One more steak isn’t going to kill you, right? Maybe, or maybe not – a new study, published today in Online First by Archives of Internal Medicine, a JAMA/Archives journal shows that red meat is linked with increased risk of mortality. Whether you want to avoid dying of cardiovascular disease or cancer, you reduce your chances of dying by reducing your consumption of red meat, particularly processed red meat.
Lower Cancer and Cardiovascular Risk? Lead Author An Pan, Ph.D. Elaborates
Decoded Science had the opportunity to interview lead author, An Pan, Ph.D., of the Harvard School of Public Health, Boston, to discuss this research.

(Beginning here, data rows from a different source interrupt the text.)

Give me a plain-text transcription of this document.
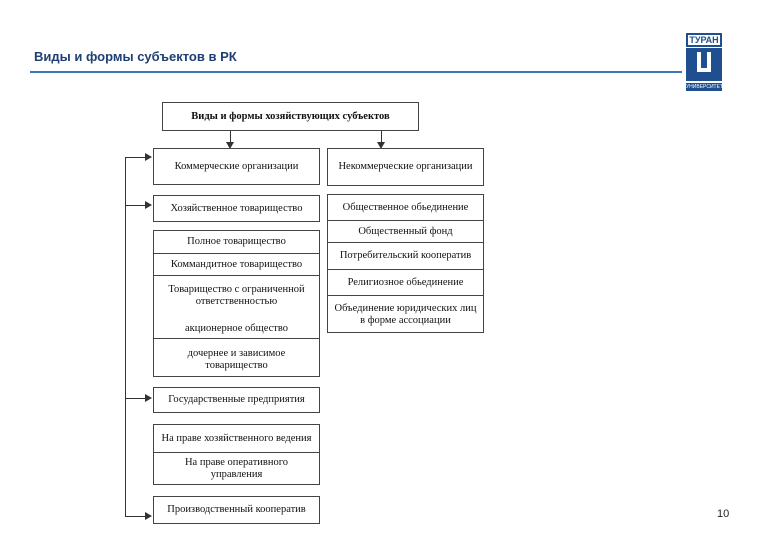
Виды и формы субъектов в РК
ТУРАН
УНИВЕРСИТЕТ
Виды и формы хозяйствующих субъектов
Коммерческие организации	Некоммерческие организации
Хозяйственное товарищество
Полное товарищество
Коммандитное товарищество
Товарищество с ограниченной ответственностью
акционерное общество
дочернее и зависимое товарищество
Государственные предприятия
На праве хозяйственного ведения
На праве оперативного управления
Производственный кооператив
Общественное обьединение
Общественный фонд
Потребительский кооператив
Религиозное обьединение
Объединение юридических лиц в форме ассоциации
10
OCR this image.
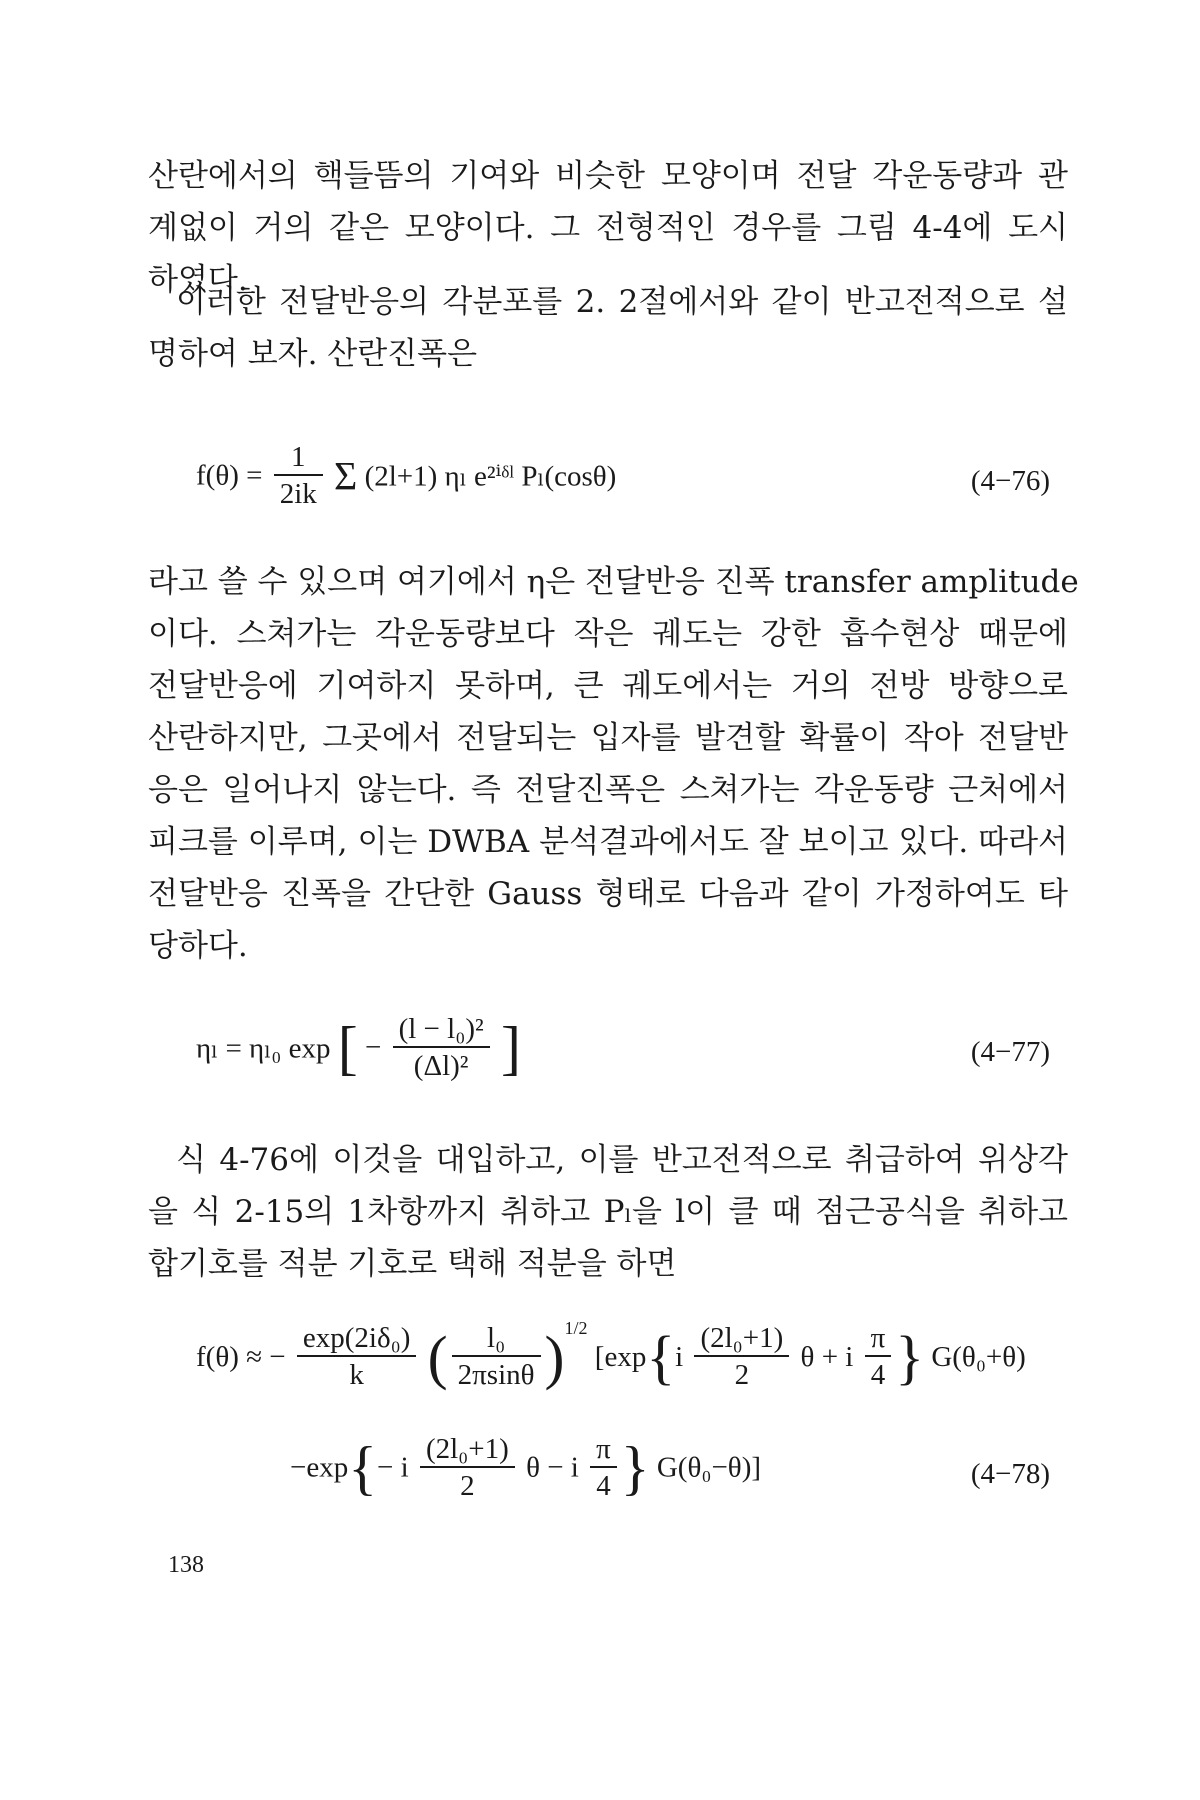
산란에서의 핵들뜸의 기여와 비슷한 모양이며 전달 각운동량과 관
계없이 거의 같은 모양이다. 그 전형적인 경우를 그림 4-4에 도시
하였다.
이러한 전달반응의 각분포를 2. 2절에서와 같이 반고전적으로 설
명하여 보자. 산란진폭은
$f(\theta) = \frac{1}{2ik}$ Σ (2l+1) ηₗ e²ⁱᵟˡ Pₗ(cosθ)	(4−76)
라고 쓸 수 있으며 여기에서 η은 전달반응 진폭 transfer amplitude
이다. 스쳐가는 각운동량보다 작은 궤도는 강한 흡수현상 때문에
전달반응에 기여하지 못하며, 큰 궤도에서는 거의 전방 방향으로
산란하지만, 그곳에서 전달되는 입자를 발견할 확률이 작아 전달반
응은 일어나지 않는다. 즉 전달진폭은 스쳐가는 각운동량 근처에서
피크를 이루며, 이는 DWBA 분석결과에서도 잘 보이고 있다. 따라서
전달반응 진폭을 간단한 Gauss 형태로 다음과 같이 가정하여도 타
당하다.
ηₗ = ηₗ₀ exp [ − $\frac{\text{(l − l₀)²}}{\text{(Δl)²}}$ ]	(4−77)
식 4-76에 이것을 대입하고, 이를 반고전적으로 취급하여 위상각
을 식 2-15의 1차항까지 취하고 Pₗ을 l이 클 때 점근공식을 취하고
합기호를 적분 기호로 택해 적분을 하면
f(θ) ≈ − $\frac{\text{exp(2iδ₀)}}{k}$ ( $\frac{\text{l₀}}{2\pi\sin\theta} )^{1/2}$ [$\exp\{i \frac{\text{(2l₀+1)}}{2}$ θ + i $\frac{\pi}{4}$ } G(θ₀+θ)
−exp{− i $\frac{\text{(2l₀+1)}}{2}$ θ − i $\frac{\pi}{4}$ } G(θ₀−θ)]	(4−78)
138
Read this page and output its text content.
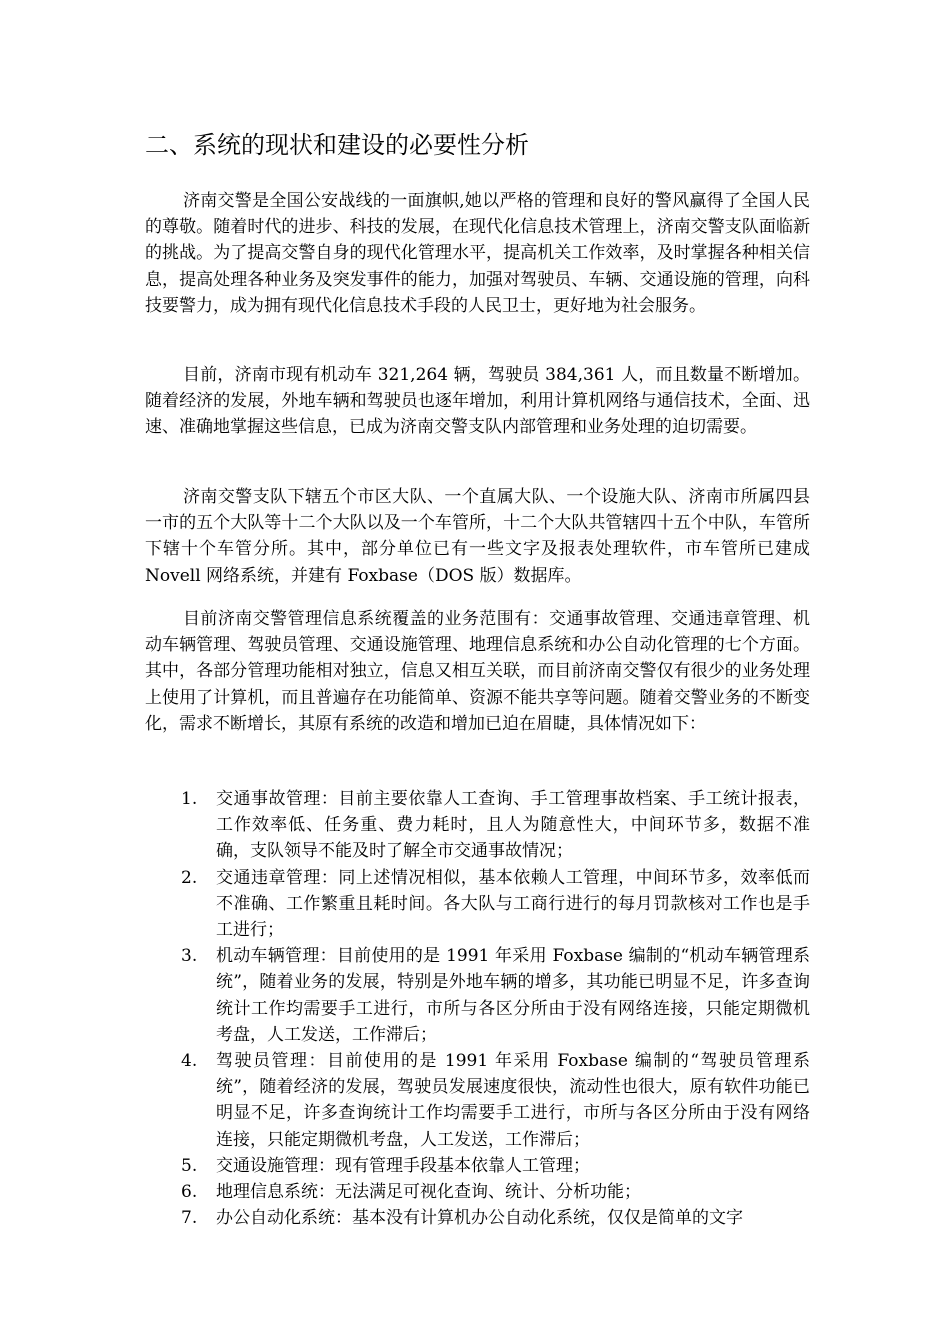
二、系统的现状和建设的必要性分析

济南交警是全国公安战线的一面旗帜,她以严格的管理和良好的警风赢得了全国人民的尊敬。随着时代的进步、科技的发展，在现代化信息技术管理上，济南交警支队面临新的挑战。为了提高交警自身的现代化管理水平，提高机关工作效率，及时掌握各种相关信息，提高处理各种业务及突发事件的能力，加强对驾驶员、车辆、交通设施的管理，向科技要警力，成为拥有现代化信息技术手段的人民卫士，更好地为社会服务。

目前，济南市现有机动车 321,264 辆，驾驶员 384,361 人，而且数量不断增加。随着经济的发展，外地车辆和驾驶员也逐年增加，利用计算机网络与通信技术，全面、迅速、准确地掌握这些信息，已成为济南交警支队内部管理和业务处理的迫切需要。

济南交警支队下辖五个市区大队、一个直属大队、一个设施大队、济南市所属四县一市的五个大队等十二个大队以及一个车管所，十二个大队共管辖四十五个中队，车管所下辖十个车管分所。其中，部分单位已有一些文字及报表处理软件，市车管所已建成 Novell 网络系统，并建有 Foxbase（DOS 版）数据库。

目前济南交警管理信息系统覆盖的业务范围有：交通事故管理、交通违章管理、机动车辆管理、驾驶员管理、交通设施管理、地理信息系统和办公自动化管理的七个方面。其中，各部分管理功能相对独立，信息又相互关联，而目前济南交警仅有很少的业务处理上使用了计算机，而且普遍存在功能简单、资源不能共享等问题。随着交警业务的不断变化，需求不断增长，其原有系统的改造和增加已迫在眉睫，具体情况如下：

1.	交通事故管理：目前主要依靠人工查询、手工管理事故档案、手工统计报表，工作效率低、任务重、费力耗时，且人为随意性大，中间环节多，数据不准确，支队领导不能及时了解全市交通事故情况；
2.	交通违章管理：同上述情况相似，基本依赖人工管理，中间环节多，效率低而不准确、工作繁重且耗时间。各大队与工商行进行的每月罚款核对工作也是手工进行；
3.	机动车辆管理：目前使用的是 1991 年采用 Foxbase 编制的“机动车辆管理系统”，随着业务的发展，特别是外地车辆的增多，其功能已明显不足，许多查询统计工作均需要手工进行，市所与各区分所由于没有网络连接，只能定期微机考盘，人工发送，工作滞后；
4.	驾驶员管理：目前使用的是 1991 年采用 Foxbase 编制的“驾驶员管理系统”，随着经济的发展，驾驶员发展速度很快，流动性也很大，原有软件功能已明显不足，许多查询统计工作均需要手工进行，市所与各区分所由于没有网络连接，只能定期微机考盘，人工发送，工作滞后；
5.	交通设施管理：现有管理手段基本依靠人工管理；
6.	地理信息系统：无法满足可视化查询、统计、分析功能；
7.	办公自动化系统：基本没有计算机办公自动化系统，仅仅是简单的文字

Decoded Science: So, simply replacing a single serving of red meat daily with a serving of other foods such as poultry, nuts, or legumes, we reduce our mortality risk considerably. This leads to another question: Does the reduction of mortality risk increase as red meat is eliminated from the diet entirely?
Dr. Pan: Theoretically, yes. But it is very difficult to do. And the benefits we gain from reducing from 1 serving/wk to 1 serving/mo may not be the same as we go from 1 serving/d to 1 serving/wk. Some short-term studies even found that a small amount of meat to the diet for vegetarians may provide some nutritional benefits. So the overall message is that we should try to reduce the unprocessed red meats intake and replace with other healthy protein sources; for the processed red meats, we should avoid them.
Decoded Science: Speaking of processed red meat, it appears to be considerably worse than unprocessed red meat, according to your findings – could you elaborate on the type of processing that this refers to?
Dr. Pan: In our study, processed red meat referred to bacon, hot dog, sausage, salami, bologna etc.